When I was a newly-hatched therapist, I believed I was supposed to know more than my client. What good is a license if you aren’t the expert? Gradually wisdom began to penetrate the counseling room.

Sam and Ida brought their discordant marriage to me. Problems at home invariably locked them into a pair of never-back-down postures. I liked them both immediately. She was stern but kind, determined to be right and to do right. He was the softer partner, behind a tall, commanding presence.

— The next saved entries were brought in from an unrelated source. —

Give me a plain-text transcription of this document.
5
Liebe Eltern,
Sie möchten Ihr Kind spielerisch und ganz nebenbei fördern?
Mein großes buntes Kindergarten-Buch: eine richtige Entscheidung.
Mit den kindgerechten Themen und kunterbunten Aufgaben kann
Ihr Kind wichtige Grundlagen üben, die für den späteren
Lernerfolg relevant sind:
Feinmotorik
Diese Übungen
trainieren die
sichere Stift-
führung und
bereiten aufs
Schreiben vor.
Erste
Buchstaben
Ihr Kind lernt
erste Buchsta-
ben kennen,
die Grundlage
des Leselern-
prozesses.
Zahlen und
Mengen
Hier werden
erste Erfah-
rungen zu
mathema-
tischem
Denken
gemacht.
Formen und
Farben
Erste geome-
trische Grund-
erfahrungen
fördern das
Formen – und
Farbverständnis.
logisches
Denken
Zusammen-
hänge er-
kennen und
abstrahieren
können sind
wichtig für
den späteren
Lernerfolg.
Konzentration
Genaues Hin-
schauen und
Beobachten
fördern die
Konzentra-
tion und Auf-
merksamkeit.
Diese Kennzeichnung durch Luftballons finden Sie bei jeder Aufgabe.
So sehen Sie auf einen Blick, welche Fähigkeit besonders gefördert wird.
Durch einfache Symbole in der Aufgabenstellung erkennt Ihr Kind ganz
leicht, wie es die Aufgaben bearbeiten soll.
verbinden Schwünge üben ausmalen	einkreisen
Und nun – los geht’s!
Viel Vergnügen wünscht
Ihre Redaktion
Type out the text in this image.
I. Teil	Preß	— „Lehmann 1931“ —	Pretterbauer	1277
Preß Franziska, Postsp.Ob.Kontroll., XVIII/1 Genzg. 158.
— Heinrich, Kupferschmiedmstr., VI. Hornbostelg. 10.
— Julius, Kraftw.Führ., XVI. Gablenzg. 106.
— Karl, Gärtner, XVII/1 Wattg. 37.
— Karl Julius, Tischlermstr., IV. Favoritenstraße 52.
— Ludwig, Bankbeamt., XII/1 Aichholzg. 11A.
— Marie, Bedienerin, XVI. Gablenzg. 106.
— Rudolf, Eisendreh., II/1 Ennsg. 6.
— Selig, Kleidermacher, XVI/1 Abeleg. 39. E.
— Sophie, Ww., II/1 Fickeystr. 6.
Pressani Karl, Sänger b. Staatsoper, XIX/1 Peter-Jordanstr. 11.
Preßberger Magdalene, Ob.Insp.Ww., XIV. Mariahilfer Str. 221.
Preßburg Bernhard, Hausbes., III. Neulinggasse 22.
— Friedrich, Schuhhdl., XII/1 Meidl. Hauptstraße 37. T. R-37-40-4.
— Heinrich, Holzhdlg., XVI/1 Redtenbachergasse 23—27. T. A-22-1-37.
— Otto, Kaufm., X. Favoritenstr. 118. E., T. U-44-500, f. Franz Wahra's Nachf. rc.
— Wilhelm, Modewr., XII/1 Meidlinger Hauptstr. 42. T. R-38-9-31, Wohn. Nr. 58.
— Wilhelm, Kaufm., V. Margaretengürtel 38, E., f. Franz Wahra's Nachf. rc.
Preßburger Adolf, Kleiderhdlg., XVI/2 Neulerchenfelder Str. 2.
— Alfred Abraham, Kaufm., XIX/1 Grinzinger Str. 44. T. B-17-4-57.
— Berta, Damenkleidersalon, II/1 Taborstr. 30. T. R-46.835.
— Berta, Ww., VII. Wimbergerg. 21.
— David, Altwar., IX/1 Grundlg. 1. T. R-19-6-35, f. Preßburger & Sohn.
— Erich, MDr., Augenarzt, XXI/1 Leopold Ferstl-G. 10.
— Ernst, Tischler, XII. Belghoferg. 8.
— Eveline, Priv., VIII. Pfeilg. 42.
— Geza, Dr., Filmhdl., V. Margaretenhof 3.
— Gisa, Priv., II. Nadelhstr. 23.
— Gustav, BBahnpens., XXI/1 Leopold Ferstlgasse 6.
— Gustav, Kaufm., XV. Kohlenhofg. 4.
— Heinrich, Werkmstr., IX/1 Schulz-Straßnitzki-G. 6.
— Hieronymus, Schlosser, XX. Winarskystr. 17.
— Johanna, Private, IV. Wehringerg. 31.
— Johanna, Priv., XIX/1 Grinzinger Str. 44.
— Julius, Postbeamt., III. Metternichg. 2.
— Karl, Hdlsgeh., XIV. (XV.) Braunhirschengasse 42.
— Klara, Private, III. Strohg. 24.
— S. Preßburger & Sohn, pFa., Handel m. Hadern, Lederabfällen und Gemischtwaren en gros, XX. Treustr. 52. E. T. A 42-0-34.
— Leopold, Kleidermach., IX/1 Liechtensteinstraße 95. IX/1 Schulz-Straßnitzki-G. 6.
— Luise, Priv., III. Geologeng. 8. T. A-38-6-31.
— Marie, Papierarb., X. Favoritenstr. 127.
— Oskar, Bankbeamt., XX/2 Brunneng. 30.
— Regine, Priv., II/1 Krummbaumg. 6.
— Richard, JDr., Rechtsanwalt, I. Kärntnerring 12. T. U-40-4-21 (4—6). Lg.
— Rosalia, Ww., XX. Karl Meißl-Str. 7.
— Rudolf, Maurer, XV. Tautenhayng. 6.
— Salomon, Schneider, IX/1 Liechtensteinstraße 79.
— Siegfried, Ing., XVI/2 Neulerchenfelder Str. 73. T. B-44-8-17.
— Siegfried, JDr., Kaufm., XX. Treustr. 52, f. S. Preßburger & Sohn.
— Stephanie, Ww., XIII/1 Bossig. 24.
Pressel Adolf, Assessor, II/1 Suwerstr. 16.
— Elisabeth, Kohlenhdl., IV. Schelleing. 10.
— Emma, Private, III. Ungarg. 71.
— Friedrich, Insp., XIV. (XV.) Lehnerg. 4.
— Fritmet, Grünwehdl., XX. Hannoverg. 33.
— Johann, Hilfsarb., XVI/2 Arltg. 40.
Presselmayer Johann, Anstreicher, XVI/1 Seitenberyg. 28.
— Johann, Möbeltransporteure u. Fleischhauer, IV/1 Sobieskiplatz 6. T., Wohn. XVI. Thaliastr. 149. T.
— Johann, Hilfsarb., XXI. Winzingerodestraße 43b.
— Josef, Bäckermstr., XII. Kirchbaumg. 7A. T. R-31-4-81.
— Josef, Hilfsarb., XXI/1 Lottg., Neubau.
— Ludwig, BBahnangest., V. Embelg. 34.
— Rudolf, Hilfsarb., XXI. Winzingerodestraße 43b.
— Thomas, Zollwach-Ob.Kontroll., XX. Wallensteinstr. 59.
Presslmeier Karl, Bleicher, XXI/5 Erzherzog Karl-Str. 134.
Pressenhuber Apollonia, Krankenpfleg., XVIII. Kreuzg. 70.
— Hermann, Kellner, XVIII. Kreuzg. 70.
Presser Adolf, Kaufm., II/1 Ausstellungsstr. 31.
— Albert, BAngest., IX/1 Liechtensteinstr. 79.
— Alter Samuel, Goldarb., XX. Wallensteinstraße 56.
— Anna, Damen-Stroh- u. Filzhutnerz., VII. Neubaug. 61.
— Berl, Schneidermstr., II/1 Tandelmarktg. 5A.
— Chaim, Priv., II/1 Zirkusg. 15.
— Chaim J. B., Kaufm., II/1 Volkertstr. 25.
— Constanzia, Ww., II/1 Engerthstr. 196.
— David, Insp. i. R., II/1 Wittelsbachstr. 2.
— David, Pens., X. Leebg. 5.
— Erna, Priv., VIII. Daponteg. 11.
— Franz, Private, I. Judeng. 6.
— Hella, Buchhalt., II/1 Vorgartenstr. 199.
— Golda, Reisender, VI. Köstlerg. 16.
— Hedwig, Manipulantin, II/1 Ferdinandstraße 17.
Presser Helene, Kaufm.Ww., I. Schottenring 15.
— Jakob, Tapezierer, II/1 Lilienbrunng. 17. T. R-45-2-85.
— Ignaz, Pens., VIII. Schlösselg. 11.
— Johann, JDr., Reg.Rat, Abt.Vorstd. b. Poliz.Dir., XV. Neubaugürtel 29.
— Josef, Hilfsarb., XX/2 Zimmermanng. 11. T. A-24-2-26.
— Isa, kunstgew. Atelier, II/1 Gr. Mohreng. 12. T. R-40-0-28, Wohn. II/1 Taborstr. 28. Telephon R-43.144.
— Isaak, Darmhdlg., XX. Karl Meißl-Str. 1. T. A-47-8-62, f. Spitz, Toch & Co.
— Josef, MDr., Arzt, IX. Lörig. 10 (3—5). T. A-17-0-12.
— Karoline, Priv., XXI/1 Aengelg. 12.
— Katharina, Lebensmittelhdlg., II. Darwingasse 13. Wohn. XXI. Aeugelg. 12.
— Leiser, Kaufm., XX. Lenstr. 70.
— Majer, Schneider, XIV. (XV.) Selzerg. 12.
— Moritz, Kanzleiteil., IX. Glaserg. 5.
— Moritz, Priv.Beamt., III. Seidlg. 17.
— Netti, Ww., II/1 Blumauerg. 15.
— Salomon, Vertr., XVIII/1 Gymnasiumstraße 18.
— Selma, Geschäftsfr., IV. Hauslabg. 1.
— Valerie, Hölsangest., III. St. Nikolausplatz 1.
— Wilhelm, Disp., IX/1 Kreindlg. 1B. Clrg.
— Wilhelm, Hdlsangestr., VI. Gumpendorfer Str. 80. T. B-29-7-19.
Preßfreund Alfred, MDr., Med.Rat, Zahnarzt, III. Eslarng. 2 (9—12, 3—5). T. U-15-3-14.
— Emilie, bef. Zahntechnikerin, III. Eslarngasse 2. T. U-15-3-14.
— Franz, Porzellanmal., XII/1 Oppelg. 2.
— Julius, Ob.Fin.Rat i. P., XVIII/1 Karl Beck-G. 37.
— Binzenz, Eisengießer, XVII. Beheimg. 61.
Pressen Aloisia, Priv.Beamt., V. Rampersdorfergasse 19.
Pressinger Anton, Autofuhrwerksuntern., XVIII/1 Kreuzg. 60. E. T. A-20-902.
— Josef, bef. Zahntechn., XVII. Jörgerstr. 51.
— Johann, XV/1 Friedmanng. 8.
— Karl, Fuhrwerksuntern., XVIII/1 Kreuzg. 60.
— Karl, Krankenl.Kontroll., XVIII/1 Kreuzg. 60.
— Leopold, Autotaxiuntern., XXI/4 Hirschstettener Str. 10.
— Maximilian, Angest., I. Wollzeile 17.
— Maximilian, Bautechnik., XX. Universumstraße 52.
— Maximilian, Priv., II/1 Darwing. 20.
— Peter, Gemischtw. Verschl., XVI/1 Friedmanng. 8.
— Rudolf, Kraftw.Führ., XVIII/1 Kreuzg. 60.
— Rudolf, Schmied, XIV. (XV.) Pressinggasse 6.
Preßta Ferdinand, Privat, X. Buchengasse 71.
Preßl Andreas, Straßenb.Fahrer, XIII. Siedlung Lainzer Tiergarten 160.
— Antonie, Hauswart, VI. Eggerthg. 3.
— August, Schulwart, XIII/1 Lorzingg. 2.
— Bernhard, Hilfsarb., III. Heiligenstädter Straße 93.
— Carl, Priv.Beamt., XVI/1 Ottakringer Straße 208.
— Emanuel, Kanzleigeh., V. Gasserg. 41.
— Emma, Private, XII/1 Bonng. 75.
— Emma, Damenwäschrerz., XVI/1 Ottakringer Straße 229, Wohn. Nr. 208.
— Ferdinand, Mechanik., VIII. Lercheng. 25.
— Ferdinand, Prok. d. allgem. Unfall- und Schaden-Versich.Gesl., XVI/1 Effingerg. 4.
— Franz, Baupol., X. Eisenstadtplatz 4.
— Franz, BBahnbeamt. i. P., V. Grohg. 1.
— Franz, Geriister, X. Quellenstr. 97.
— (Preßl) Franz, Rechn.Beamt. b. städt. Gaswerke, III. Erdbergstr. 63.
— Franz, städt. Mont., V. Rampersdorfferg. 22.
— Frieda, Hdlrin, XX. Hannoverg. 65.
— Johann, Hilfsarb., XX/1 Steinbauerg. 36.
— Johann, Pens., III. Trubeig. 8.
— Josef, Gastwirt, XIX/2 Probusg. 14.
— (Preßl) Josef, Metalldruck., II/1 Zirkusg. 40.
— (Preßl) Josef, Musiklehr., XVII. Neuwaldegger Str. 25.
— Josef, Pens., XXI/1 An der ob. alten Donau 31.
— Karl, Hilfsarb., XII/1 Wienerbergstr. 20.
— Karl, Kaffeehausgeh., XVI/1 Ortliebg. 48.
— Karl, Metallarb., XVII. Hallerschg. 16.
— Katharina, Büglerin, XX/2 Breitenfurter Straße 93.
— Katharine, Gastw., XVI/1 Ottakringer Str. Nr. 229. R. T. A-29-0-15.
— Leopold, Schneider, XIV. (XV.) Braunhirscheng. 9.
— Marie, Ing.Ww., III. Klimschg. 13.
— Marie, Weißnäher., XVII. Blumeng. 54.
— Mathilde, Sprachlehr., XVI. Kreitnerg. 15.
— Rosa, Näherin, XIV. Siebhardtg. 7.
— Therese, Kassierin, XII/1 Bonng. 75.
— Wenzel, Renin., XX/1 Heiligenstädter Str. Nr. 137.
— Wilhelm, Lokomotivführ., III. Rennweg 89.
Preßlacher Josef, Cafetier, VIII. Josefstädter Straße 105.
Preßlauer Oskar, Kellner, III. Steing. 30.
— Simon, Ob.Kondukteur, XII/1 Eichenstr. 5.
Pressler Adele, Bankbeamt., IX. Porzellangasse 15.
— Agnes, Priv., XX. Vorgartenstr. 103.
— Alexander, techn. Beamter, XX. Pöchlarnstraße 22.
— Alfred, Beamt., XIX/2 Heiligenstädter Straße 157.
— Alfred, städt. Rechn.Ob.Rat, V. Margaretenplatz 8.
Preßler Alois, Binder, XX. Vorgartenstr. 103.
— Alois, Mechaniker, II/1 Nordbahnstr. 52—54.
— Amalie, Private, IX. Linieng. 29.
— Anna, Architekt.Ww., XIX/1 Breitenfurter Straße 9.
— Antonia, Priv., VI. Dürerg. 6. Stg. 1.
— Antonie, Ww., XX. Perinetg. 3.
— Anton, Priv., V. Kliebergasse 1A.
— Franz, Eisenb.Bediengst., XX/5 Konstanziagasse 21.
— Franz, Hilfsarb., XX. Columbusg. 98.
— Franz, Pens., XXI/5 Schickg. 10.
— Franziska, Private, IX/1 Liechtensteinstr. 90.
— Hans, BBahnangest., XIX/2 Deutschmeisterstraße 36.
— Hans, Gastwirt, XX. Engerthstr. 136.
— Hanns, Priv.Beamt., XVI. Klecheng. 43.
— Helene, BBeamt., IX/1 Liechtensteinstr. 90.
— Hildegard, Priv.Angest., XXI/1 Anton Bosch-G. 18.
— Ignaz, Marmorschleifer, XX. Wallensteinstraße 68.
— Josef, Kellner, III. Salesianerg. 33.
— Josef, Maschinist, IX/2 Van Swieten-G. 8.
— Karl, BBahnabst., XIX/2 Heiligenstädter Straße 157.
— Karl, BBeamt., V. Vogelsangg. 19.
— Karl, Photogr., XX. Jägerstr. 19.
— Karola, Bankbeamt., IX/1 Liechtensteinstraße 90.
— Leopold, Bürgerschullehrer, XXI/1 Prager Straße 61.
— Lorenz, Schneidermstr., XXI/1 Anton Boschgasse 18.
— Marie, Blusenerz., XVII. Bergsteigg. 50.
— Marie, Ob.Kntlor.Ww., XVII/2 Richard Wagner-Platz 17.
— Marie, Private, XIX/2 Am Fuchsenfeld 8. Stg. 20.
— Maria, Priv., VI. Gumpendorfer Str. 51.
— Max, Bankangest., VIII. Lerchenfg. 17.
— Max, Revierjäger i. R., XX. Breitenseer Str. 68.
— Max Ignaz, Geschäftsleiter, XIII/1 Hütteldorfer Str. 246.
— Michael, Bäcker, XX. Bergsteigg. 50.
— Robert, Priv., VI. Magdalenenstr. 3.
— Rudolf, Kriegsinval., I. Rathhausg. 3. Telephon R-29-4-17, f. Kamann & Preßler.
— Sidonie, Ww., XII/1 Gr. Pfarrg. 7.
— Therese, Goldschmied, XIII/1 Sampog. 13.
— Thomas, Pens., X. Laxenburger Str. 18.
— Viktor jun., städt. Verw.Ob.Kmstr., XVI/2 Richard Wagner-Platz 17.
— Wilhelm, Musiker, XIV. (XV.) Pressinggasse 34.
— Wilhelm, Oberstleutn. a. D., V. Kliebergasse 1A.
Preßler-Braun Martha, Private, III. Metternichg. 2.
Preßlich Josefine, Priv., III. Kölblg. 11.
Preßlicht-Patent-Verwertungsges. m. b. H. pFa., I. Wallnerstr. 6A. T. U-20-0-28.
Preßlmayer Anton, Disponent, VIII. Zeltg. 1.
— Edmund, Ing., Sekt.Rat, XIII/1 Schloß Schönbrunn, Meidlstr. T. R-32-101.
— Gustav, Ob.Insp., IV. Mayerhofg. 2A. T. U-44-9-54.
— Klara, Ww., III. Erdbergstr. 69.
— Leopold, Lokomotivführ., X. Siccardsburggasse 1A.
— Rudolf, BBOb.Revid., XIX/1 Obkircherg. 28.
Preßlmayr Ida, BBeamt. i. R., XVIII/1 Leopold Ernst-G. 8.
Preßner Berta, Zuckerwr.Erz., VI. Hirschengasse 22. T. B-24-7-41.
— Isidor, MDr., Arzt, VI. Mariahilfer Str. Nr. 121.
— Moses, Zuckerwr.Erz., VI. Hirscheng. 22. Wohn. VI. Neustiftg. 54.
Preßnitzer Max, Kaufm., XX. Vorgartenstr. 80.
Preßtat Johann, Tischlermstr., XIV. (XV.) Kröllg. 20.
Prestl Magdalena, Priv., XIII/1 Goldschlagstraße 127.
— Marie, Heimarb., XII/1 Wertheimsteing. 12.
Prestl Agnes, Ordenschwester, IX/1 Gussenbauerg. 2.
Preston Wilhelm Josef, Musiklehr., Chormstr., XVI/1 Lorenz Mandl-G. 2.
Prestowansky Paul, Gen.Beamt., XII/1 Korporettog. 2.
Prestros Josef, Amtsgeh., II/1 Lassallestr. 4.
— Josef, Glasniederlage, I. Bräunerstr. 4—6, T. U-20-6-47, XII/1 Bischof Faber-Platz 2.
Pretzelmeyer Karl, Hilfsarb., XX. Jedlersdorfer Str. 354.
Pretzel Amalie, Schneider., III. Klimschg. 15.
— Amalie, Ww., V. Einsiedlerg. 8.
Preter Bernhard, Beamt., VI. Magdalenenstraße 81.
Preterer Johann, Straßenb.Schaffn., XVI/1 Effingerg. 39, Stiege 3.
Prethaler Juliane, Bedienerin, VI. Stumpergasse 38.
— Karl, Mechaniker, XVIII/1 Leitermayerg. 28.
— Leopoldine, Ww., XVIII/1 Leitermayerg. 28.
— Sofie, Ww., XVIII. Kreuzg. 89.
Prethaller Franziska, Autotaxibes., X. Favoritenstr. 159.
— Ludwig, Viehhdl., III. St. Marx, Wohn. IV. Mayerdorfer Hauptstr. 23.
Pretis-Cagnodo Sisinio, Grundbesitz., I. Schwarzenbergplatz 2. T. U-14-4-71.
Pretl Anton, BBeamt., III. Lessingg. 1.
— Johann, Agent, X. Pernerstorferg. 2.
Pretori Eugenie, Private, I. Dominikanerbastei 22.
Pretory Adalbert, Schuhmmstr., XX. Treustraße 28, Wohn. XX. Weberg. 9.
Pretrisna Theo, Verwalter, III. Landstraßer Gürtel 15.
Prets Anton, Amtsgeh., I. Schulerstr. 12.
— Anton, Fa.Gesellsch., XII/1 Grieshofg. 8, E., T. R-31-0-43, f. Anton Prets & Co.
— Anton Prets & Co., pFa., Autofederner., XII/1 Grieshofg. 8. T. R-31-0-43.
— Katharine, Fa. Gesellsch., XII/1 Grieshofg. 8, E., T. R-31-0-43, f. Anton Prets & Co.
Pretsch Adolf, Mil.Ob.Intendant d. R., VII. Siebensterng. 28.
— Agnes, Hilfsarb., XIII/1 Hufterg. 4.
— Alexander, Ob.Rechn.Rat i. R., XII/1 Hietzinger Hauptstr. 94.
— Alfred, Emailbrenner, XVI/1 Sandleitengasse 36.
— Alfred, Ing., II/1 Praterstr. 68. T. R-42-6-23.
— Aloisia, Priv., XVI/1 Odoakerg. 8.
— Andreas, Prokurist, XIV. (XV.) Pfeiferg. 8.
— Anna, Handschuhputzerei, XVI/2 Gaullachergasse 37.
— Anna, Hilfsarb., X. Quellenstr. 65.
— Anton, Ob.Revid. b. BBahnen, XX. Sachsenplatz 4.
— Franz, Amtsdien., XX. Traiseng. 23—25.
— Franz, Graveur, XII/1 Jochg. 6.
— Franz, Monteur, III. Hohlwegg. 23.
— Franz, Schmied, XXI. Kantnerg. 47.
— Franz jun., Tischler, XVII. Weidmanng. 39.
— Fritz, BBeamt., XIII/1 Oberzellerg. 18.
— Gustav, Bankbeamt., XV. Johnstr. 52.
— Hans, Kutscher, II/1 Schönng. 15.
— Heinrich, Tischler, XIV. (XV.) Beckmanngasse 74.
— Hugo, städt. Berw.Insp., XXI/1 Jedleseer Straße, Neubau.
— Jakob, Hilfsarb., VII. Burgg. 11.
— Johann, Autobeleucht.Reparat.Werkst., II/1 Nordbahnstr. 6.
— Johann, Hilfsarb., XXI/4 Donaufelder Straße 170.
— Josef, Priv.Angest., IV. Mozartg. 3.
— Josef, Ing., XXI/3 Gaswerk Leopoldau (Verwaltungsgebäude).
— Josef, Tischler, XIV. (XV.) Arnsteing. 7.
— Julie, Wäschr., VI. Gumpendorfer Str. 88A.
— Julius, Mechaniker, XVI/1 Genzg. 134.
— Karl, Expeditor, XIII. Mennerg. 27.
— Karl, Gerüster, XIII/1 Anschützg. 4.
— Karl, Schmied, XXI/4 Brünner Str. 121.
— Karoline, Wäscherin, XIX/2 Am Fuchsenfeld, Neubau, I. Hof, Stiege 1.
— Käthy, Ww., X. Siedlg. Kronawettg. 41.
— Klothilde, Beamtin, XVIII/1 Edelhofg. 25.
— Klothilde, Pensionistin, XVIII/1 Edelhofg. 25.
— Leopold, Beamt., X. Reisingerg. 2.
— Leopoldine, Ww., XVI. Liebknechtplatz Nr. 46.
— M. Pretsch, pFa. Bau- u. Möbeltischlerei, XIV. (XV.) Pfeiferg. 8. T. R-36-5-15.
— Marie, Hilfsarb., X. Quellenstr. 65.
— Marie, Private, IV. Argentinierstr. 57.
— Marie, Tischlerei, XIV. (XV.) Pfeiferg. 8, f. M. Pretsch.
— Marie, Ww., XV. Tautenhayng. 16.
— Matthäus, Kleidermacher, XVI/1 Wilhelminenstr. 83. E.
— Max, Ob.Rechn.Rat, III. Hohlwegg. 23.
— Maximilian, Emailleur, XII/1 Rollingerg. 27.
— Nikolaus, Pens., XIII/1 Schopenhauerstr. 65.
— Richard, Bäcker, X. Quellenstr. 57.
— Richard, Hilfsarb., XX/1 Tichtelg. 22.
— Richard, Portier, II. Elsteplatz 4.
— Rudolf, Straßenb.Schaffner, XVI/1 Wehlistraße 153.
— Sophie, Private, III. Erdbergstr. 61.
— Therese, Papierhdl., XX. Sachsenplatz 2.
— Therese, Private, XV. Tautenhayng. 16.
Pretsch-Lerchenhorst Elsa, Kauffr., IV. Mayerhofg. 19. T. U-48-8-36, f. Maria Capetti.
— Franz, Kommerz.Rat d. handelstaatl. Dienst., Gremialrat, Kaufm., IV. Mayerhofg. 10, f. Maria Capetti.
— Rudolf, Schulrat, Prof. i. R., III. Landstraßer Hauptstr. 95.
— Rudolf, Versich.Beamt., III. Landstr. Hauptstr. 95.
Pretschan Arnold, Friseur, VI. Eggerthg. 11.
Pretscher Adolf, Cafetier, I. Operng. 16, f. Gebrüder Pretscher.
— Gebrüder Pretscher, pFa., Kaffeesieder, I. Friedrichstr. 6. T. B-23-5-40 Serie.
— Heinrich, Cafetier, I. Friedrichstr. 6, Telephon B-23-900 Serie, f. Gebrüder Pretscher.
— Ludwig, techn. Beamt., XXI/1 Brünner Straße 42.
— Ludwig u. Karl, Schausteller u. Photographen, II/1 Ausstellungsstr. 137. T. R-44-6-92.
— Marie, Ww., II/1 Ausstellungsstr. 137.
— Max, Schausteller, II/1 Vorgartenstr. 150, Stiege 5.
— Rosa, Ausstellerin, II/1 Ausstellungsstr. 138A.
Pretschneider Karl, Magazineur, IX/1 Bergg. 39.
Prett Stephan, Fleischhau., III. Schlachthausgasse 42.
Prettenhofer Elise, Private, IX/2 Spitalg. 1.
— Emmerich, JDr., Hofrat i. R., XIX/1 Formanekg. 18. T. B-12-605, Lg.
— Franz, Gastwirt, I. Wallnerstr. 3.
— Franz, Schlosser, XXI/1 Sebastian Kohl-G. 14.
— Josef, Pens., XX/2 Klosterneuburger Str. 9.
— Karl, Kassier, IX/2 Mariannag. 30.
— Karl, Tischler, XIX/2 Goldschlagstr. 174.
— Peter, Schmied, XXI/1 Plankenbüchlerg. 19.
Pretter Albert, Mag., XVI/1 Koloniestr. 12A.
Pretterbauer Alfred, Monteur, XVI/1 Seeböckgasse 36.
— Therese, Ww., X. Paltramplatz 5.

Soon our sessions became repeated stories of near-violent arguments. It was excruciating to listen. I met with each partner separately, validating the two positions. I unreeled my best strategies, taught them all the latest how-to-communicate tricks from the pros. They practiced in my office and again at home. Still, back came the aftermath of another painful clash.

This pattern was winding me up. I can be intense when in pursuit of solutions. At their next session, I said I had met defeat. Why are they still coming? Why are they still together?

Sam and Ida stared at me, stunned.

Finally, Sam spoke, “Maureen, you need to know how much we love each other. 96%, no, 98% of the time we are passionately in love. You only see the other 2%.”

I looked from Sam to Ida. He was leaning toward me with a round, eager face.  Beside him, spine still erect, Ida nodded enthusiastic agreement.

Human beings are ultimately understandable. That doesn’t mean they are predictable. Thank you Sam and Ida for teaching me I am at my best when I expect to be surprised.

Learn to pivot and you just might master the sport of life.